Rechtbank Zeeland-West-Brabant, 11-08-2020, ECLI:NL:RBZWB:2020:3739, AWB- 18_8031
Rechtbank Zeeland-West-Brabant, 11-08-2020, ECLI:NL:RBZWB:2020:3739, AWB- 18_8031
Gegevens
- Instantie
- Rechtbank Zeeland-West-Brabant
- Datum uitspraak
- 11 augustus 2020
- Datum publicatie
- 14 oktober 2020
- Annotator
- ECLI
- ECLI:NL:RBZWB:2020:3739
- Formele relaties
- Hoger beroep: ECLI:NL:CRVB:2023:1909, (Gedeeltelijke) vernietiging en zelf afgedaan
- Zaaknummer
- AWB- 18_8031
Inhoudsindicatie
PW
Uitspraak
Bestuursrecht
zaaknummer: BRE 18/8031 PW
[eiser] (eiser) [eiseres] (eiseres), te [plaatsnaam], eisers,
gemachtigde: mr.

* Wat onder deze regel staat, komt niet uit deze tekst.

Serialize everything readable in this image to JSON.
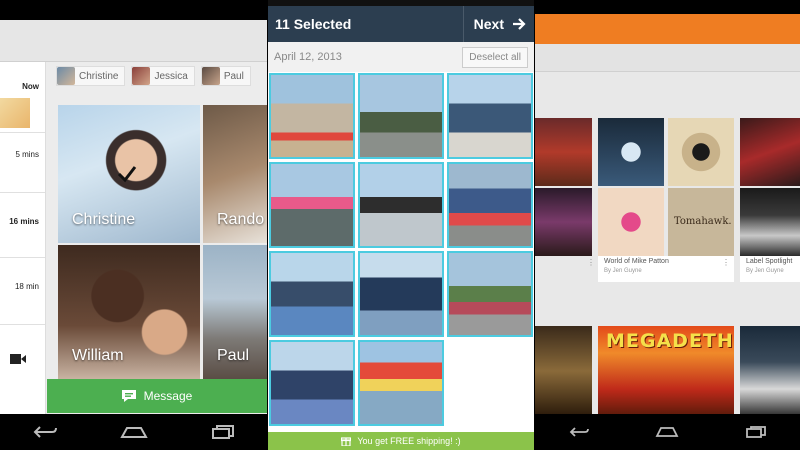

S. Gomez Espinosa,
en
het college van burgemeester en wethouders van de gemeente Oosterhout, verweerder.
Procesverloop
Eisers hebben beroep ingesteld tegen het besluit van 26 oktober 2018 van het college over het intrekken en terugvorderen van uitkering op grond van de Participatiewet.
Het onderzoek op de zitting heeft plaatsgevonden in Breda op 30 september 2019. Eisers zijn verschenen en bijgestaan door hun gemachtigde. Het college heeft zich laten vertegenwoordigen door mr. A.G. van Binnendijk.
Met de tussenuitspraak van 19 december 2019 heeft de rechtbank het college in de gelegenheid gesteld om het in overweging 5.3 geconstateerde gebrek te herstellen.
Ter uitvoering van de tussenuitspraak heeft het college op 9 januari 2020 een reactie ingediend.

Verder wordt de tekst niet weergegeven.